Syrian troops seize border with Jordan, rebels reach deal with Russia
BEIRUT — Syrian government forces have taken over the southern Nassib crossing on the border with Jordan as rebels agreed to give up their weapons in a deal with Russia, marking a major victory for Syrian President Bashar Assad.
The Syrian flag has been hoisted at the crossing, the country's main link to Jordan, Syria's state SANA news agency said.
Syrian television showed footage of government tanks moving toward the crossing, which rebels seized from Syrian forces in April 2015. According to an activist in the area, Russian military police accompanied Syrian troops toward the crossing.
Nassib is a strategic crossing for Syria and Jordan.
Friday's reported takeover comes after rebels announced reaching a deal with Russia, an ally of the Syrian government, aimed at ending a devastating government campaign in the province of Daraa in southern Syria.
Assad's forces, backed by allied Russia, started a massive ground and air offensive in mid-July to retake Daraa, the cradle of the 2011 uprising against his rule.
The rebels agreed with Russian military officers on a gradual handover of their weapons and the deployment of Russian military police in Daraa near the Jordanian border, said Ibrahim Jabbawi, a spokesman for the rebel Central Command in southern Syria.

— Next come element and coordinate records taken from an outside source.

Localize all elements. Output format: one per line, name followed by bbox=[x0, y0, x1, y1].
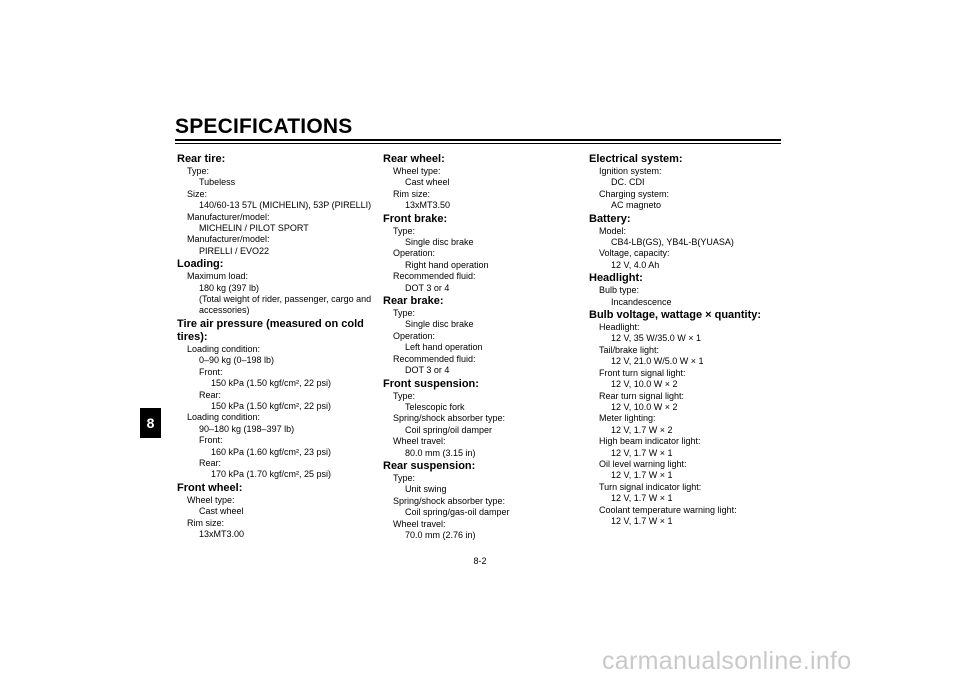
spec-label: Headlight: bbox=[599, 322, 640, 333]
spec-value: 12 V, 1.7 W × 1 bbox=[611, 493, 673, 504]
spec-value: 140/60-13 57L (MICHELIN), 53P (PIRELLI) bbox=[199, 200, 372, 211]
spec-value: Coil spring/gas-oil damper bbox=[405, 507, 510, 518]
spec-value: 12 V, 4.0 Ah bbox=[611, 259, 660, 270]
spec-label: Size: bbox=[187, 188, 208, 199]
spec-label: Bulb type: bbox=[599, 285, 640, 296]
spec-label: Wheel travel: bbox=[393, 436, 446, 447]
spec-label: Front turn signal light: bbox=[599, 367, 686, 378]
spec-label: Loading condition: bbox=[187, 412, 261, 423]
section-heading-front-suspension: Front suspension: bbox=[383, 377, 479, 390]
section-heading-headlight: Headlight: bbox=[589, 272, 643, 285]
spec-label: Type: bbox=[393, 390, 416, 401]
spec-label: Rim size: bbox=[393, 188, 431, 199]
spec-value: 170 kPa (1.70 kgf/cm², 25 psi) bbox=[211, 469, 332, 480]
spec-label: Manufacturer/model: bbox=[187, 211, 270, 222]
spec-label: Maximum load: bbox=[187, 271, 249, 282]
spec-label: Wheel type: bbox=[393, 166, 441, 176]
spec-label: Ignition system: bbox=[599, 166, 662, 176]
spec-label: Rim size: bbox=[187, 517, 225, 528]
spec-value: AC magneto bbox=[611, 200, 662, 211]
page-number: 8-2 bbox=[473, 556, 487, 566]
spec-value: 12 V, 21.0 W/5.0 W × 1 bbox=[611, 356, 704, 367]
spec-label: Type: bbox=[393, 472, 416, 483]
spec-column-1 bbox=[177, 152, 373, 540]
spec-note: (Total weight of rider, passenger, cargo and bbox=[199, 294, 372, 305]
spec-value: Left hand operation bbox=[405, 342, 483, 353]
spec-label: Loading condition: bbox=[187, 343, 261, 354]
spec-value: Single disc brake bbox=[405, 237, 474, 248]
spec-value: Right hand operation bbox=[405, 259, 489, 270]
spec-value: DC. CDI bbox=[611, 177, 645, 188]
spec-value: 13xMT3.00 bbox=[199, 528, 245, 539]
spec-value: 80.0 mm (3.15 in) bbox=[405, 447, 476, 458]
spec-value: 150 kPa (1.50 kgf/cm², 22 psi) bbox=[211, 400, 332, 411]
section-heading-rear-wheel: Rear wheel: bbox=[383, 153, 445, 165]
section-heading-electrical: Electrical system: bbox=[589, 153, 683, 165]
spec-column-2 bbox=[383, 152, 579, 541]
spec-value: Cast wheel bbox=[199, 506, 244, 517]
spec-value: 70.0 mm (2.76 in) bbox=[405, 529, 476, 540]
spec-value: Coil spring/oil damper bbox=[405, 424, 493, 435]
spec-value: Tubeless bbox=[199, 177, 236, 188]
section-heading-rear-suspension: Rear suspension: bbox=[383, 459, 476, 472]
spec-value: DOT 3 or 4 bbox=[405, 365, 450, 376]
spec-value: CB4-LB(GS), YB4L-B(YUASA) bbox=[611, 237, 734, 248]
spec-value: 0–90 kg (0–198 lb) bbox=[199, 355, 275, 366]
section-heading-rear-tire: Rear tire: bbox=[177, 153, 226, 165]
spec-value: 180 kg (397 lb) bbox=[199, 282, 260, 293]
spec-label: Tail/brake light: bbox=[599, 344, 660, 355]
spec-value: 12 V, 1.7 W × 2 bbox=[611, 424, 673, 435]
spec-value: Telescopic fork bbox=[405, 401, 465, 412]
spec-label: Recommended fluid: bbox=[393, 271, 476, 282]
title-rule-thick bbox=[175, 139, 781, 141]
spec-value: 160 kPa (1.60 kgf/cm², 23 psi) bbox=[211, 446, 332, 457]
spec-note: accessories) bbox=[199, 305, 250, 316]
spec-value: Single disc brake bbox=[405, 319, 474, 330]
spec-value: Unit swing bbox=[405, 484, 447, 495]
spec-label: Meter lighting: bbox=[599, 413, 656, 424]
section-heading-rear-brake: Rear brake: bbox=[383, 295, 444, 308]
spec-label: Manufacturer/model: bbox=[187, 234, 270, 245]
spec-label: High beam indicator light: bbox=[599, 436, 701, 447]
spec-label: Type: bbox=[393, 225, 416, 236]
spec-label: Spring/shock absorber type: bbox=[393, 495, 506, 506]
watermark: carmanualsonline.info bbox=[602, 647, 852, 675]
spec-label: Recommended fluid: bbox=[393, 353, 476, 364]
spec-sublabel: Front: bbox=[199, 366, 223, 377]
section-heading-battery: Battery: bbox=[589, 212, 631, 225]
spec-value: 12 V, 1.7 W × 1 bbox=[611, 447, 673, 458]
spec-sublabel: Front: bbox=[199, 435, 223, 446]
section-heading-tire-pressure: Tire air pressure (measured on cold bbox=[177, 317, 364, 330]
spec-value: DOT 3 or 4 bbox=[405, 282, 450, 293]
spec-label: Charging system: bbox=[599, 188, 670, 199]
spec-label: Spring/shock absorber type: bbox=[393, 413, 506, 424]
spec-value: 13xMT3.50 bbox=[405, 200, 451, 211]
spec-label: Wheel travel: bbox=[393, 518, 446, 529]
section-heading-front-brake: Front brake: bbox=[383, 212, 448, 225]
spec-value: 12 V, 1.7 W × 1 bbox=[611, 470, 673, 481]
spec-label: Voltage, capacity: bbox=[599, 248, 670, 259]
spec-sublabel: Rear: bbox=[199, 389, 222, 400]
spec-value: 12 V, 35 W/35.0 W × 1 bbox=[611, 333, 701, 344]
spec-value: 12 V, 10.0 W × 2 bbox=[611, 401, 678, 412]
page-title: SPECIFICATIONS bbox=[175, 115, 353, 138]
spec-value: Cast wheel bbox=[405, 177, 450, 188]
spec-label: Model: bbox=[599, 225, 627, 236]
section-heading-tire-pressure-cont: tires): bbox=[177, 330, 208, 343]
section-heading-bulbs: Bulb voltage, wattage × quantity: bbox=[589, 309, 762, 322]
chapter-tab: 8 bbox=[140, 408, 161, 438]
spec-label: Wheel type: bbox=[187, 494, 235, 505]
section-heading-loading: Loading: bbox=[177, 258, 224, 271]
spec-label: Coolant temperature warning light: bbox=[599, 504, 737, 515]
spec-label: Oil level warning light: bbox=[599, 458, 687, 469]
spec-value: 12 V, 1.7 W × 1 bbox=[611, 515, 673, 526]
spec-label: Operation: bbox=[393, 330, 436, 341]
spec-value: 150 kPa (1.50 kgf/cm², 22 psi) bbox=[211, 378, 332, 389]
spec-value: MICHELIN / PILOT SPORT bbox=[199, 223, 309, 234]
section-heading-front-wheel: Front wheel: bbox=[177, 481, 243, 494]
title-rule-thin bbox=[175, 143, 781, 144]
spec-column-3 bbox=[589, 152, 785, 527]
spec-value: Incandescence bbox=[611, 296, 672, 307]
spec-label: Operation: bbox=[393, 248, 436, 259]
spec-value: PIRELLI / EVO22 bbox=[199, 245, 270, 256]
spec-label: Type: bbox=[187, 166, 210, 176]
spec-label: Rear turn signal light: bbox=[599, 390, 685, 401]
spec-label: Turn signal indicator light: bbox=[599, 481, 702, 492]
spec-value: 90–180 kg (198–397 lb) bbox=[199, 423, 295, 434]
spec-label: Type: bbox=[393, 308, 416, 319]
spec-sublabel: Rear: bbox=[199, 457, 222, 468]
spec-value: 12 V, 10.0 W × 2 bbox=[611, 379, 678, 390]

“The agreement includes a cessation of hostilities by both sides,” he added, without saying when the reported deal would go into effect.
The Syrian Observatory for Human Rights, a war monitor, reported that both sides agreed on an immediate and full cease-fire in the area.
The rebels will surrender their heavy weapons in exchange for the partial withdrawal of government forces from the area, the observatory added.
Opposition sources told dpa that the deal would allow civilians to return to their villages and towns, with Moscow securing their safety and protection.
The sources added that rebels who did not wish to stay in Daraa would be allowed to leave with their light weapons to areas controlled by Turkish-backed rebels in northern Syria.
Fighters who wish to remain in the province will be assured by Russia that the government will not target them, especially those wanted for military service.
There was no official confirmation by Damascus or Moscow.
“The rebels by leaving Daraa would be losing one of their last strongholds in Syria,” Rami Abdel Rahman, head of the Observatory, told dpa.
A member of the Free Syrian Army in southern Syria, who requested anonymity, rejected accusations that rebels accepted “a surrenderist deal” worked out by the Russians, but stressed that the deal was to avoid more bloodshed and protect civilians.
More than 320,000 people have fled the attacks by Syrian government forces and Russia, and were forced to camp in open spaces or makeshift shelters near the border with Jordan or the Golan Heights.
Meanwhile, in eastern Syria a booby-trapped car exploded late Friday in the village of al Basira, in the eastern countryside of Deir al Zour, which is controlled by U.S.-backed Kurdish-led Syrian Democratic Forces, or SDF.
According to the Observatory at least 18 people were killed in the blast, among them seven civilians and 11 SDF fighters. An SDF commander was also among the dead.
Kurdish sources said Islamic State militants were behind the blast.